The latest novel by multi-award-winning Australian author, Michelle de Kretser, is an innovative blend of fiction, memoir and non-fiction. To what extent this is memoir is up to the reader to figure out, but given its front cover photograph of a young de Kretser, we should assume some autobiographical influence, if not content. De Kretser claimed in an interview that her aim with this hybrid form was to achieve a more truthful rendering of life than would be possible in a traditional novel.
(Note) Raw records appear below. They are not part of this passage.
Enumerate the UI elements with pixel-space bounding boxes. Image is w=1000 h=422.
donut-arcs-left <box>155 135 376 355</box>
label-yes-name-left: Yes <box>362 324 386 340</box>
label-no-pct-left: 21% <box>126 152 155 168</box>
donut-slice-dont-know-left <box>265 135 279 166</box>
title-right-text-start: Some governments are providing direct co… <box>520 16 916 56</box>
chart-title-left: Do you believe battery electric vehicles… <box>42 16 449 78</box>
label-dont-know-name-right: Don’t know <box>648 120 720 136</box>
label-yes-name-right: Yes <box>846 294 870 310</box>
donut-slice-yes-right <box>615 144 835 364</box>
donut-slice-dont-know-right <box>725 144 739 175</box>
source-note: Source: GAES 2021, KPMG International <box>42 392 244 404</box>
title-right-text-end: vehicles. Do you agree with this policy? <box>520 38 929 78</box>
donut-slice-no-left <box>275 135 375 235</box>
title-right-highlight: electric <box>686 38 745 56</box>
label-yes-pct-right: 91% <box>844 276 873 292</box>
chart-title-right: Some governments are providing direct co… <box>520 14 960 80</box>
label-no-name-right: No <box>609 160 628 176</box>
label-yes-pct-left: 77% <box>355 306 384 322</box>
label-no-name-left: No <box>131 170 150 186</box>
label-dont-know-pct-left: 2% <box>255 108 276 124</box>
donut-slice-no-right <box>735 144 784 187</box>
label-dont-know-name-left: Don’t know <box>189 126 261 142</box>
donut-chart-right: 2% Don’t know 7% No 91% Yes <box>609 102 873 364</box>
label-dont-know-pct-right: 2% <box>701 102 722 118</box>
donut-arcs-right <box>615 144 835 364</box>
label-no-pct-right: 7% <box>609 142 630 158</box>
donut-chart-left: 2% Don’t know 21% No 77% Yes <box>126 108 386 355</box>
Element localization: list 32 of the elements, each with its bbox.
Set in 1986, a Sri Lankan-born young woman moves from Sydney to St Kilda where she’s undertaking postgraduate studies on the novels of Virginia Woolf. Her busy social life leads to her becoming involved with Kit, another woman’s boyfriend. Increasingly afflicted by feelings of jealousy, rivalry with, and animosity towards the other woman, she begins to visualise petty acts of vengeance. A vocal and committed feminist herself and deeply influenced by Woolf’s feminist principles, she’s worried that in aggressively pursuing Kit, she’s betraying her own values. Her anxiety is exacerbated by her troubled co-dependent relationship with her mother, which is portrayed through excerpts from her mother’s letters. Set within the framework of Woolf’s sometimes flawed legacy, the protagonist’s quest to balance her own desires with principles she aspires to gives the story an intriguing dimension.
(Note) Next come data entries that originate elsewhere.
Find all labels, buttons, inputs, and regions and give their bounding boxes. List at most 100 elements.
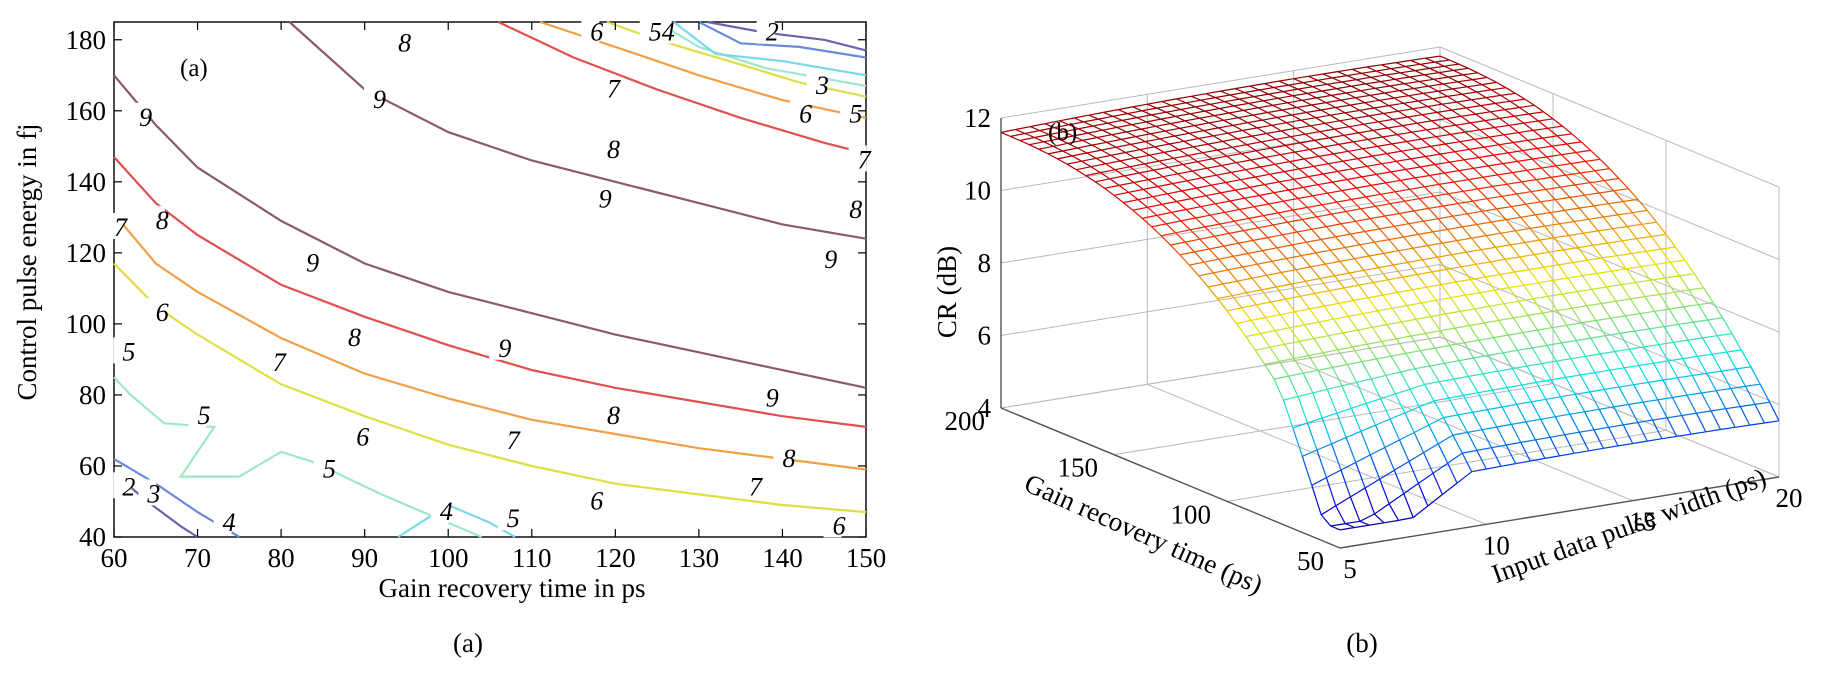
mesh-line — [1541, 360, 1557, 365]
mesh-line — [1214, 115, 1224, 121]
mesh-line — [1136, 117, 1147, 123]
mesh-line — [1510, 241, 1525, 246]
mesh-line — [1655, 261, 1671, 265]
mesh-line — [1655, 264, 1666, 279]
mesh-line — [1530, 225, 1545, 229]
mesh-line — [1469, 148, 1480, 158]
mesh-line — [1356, 184, 1372, 189]
mesh-line — [1295, 266, 1311, 271]
mesh-line — [1430, 316, 1441, 332]
mesh-line — [1409, 76, 1420, 83]
mesh-line — [1233, 102, 1249, 107]
mesh-line — [1103, 109, 1119, 113]
mesh-line — [1520, 442, 1531, 462]
mesh-line — [1385, 182, 1396, 193]
mesh-line — [1541, 167, 1552, 178]
mesh-line — [1509, 122, 1524, 126]
mesh-line — [1318, 155, 1329, 165]
mesh-line — [1135, 133, 1151, 138]
mesh-line — [1196, 184, 1212, 189]
mesh-line — [1546, 154, 1562, 158]
mesh-line — [1274, 330, 1285, 345]
contour-label-bg — [130, 102, 149, 129]
mesh-line — [1296, 106, 1307, 114]
mesh-line — [1453, 67, 1469, 71]
mesh-line — [1413, 87, 1424, 94]
mesh-line — [1644, 344, 1659, 348]
mesh-line — [1442, 240, 1458, 244]
contour-label: 5 — [849, 99, 862, 128]
mesh-line — [1242, 266, 1253, 279]
mesh-line — [1651, 419, 1663, 439]
mesh-line — [1502, 160, 1518, 165]
mesh-line — [1380, 393, 1396, 400]
mesh-line — [1406, 141, 1417, 150]
mesh-line — [1421, 299, 1437, 304]
mesh-line — [1312, 83, 1328, 88]
mesh-line — [1551, 327, 1563, 344]
mesh-line — [1123, 199, 1139, 204]
mesh-line — [1501, 195, 1512, 208]
panel-label: (a) — [180, 55, 208, 82]
mesh-line — [1687, 337, 1703, 341]
mesh-line — [1404, 406, 1420, 414]
mesh-line — [1325, 477, 1337, 506]
mesh-line — [1628, 401, 1644, 406]
mesh-line — [1177, 173, 1188, 182]
mesh-line — [1281, 127, 1296, 132]
mesh-line — [1423, 92, 1434, 100]
mesh-line — [1145, 141, 1155, 148]
mesh-line — [1529, 266, 1544, 271]
mesh-line — [1556, 358, 1571, 362]
mesh-line — [1286, 255, 1302, 260]
mesh-line — [1342, 332, 1353, 348]
mesh-line — [1299, 337, 1314, 342]
mesh-line — [1357, 155, 1373, 160]
mesh-line — [1321, 201, 1337, 206]
mesh-line — [1067, 139, 1083, 144]
mesh-line — [1667, 414, 1682, 419]
mesh-line — [1153, 169, 1164, 178]
mesh-line — [1324, 302, 1340, 307]
mesh-line — [1336, 88, 1347, 94]
mesh-line — [1150, 133, 1161, 140]
mesh-line — [1617, 212, 1633, 216]
mesh-line — [1383, 253, 1394, 266]
mesh-line — [1579, 429, 1595, 433]
mesh-line — [1421, 259, 1433, 273]
mesh-line — [1228, 112, 1239, 119]
contour-label-bg — [213, 507, 232, 534]
mesh-line — [1236, 319, 1252, 324]
mesh-line — [1679, 275, 1690, 291]
mesh-line — [1364, 231, 1375, 243]
mesh-line — [1322, 170, 1338, 175]
mesh-line — [1211, 181, 1227, 186]
mesh-line — [1458, 360, 1470, 377]
mesh-line — [1433, 397, 1449, 402]
mesh-line — [1114, 166, 1130, 171]
mesh-line — [1308, 75, 1318, 81]
mesh-line — [1302, 186, 1313, 197]
mesh-line — [1354, 524, 1370, 529]
mesh-line — [1601, 300, 1616, 305]
contour-label-bg — [597, 401, 616, 428]
z-tick-label: 6 — [978, 321, 992, 351]
mesh-line — [1257, 260, 1273, 265]
mesh-line — [1270, 144, 1286, 149]
mesh-line — [1204, 223, 1220, 228]
mesh-line — [1530, 457, 1546, 462]
mesh-line — [1593, 426, 1609, 431]
mesh-line — [1396, 59, 1411, 64]
mesh-line — [1645, 250, 1657, 265]
mesh-line — [1455, 278, 1471, 283]
mesh-line — [1290, 283, 1301, 297]
mesh-line — [1692, 321, 1704, 339]
mesh-line — [1100, 169, 1116, 174]
mesh-line — [1503, 132, 1519, 136]
mesh-line — [1472, 200, 1483, 212]
mesh-line — [1217, 149, 1228, 157]
mesh-line — [1546, 156, 1557, 167]
mesh-line — [1570, 163, 1581, 174]
mesh-line — [1506, 387, 1518, 405]
mesh-line — [1377, 143, 1393, 147]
One of the characters says at one stage, ‘I’m going to focus on making art that doesn’t look like art’, which is what de Kretser has successfully achieved. Her spare, deceptively ingenuous prose works to convey the character’s inner world of conflicting ideologies, cultural contradictions and longing, with authority.
Reviewed by Anne Green
ABOUT THE AUTHOR
Michelle de Kretser was born in Sri Lanka. She lives in Warrane/Sydney on unceded Gadigal land. An honorary associate of the English Department at the University of Sydney, she has won several awards for her fiction. Theory & Practice is her seventh novel.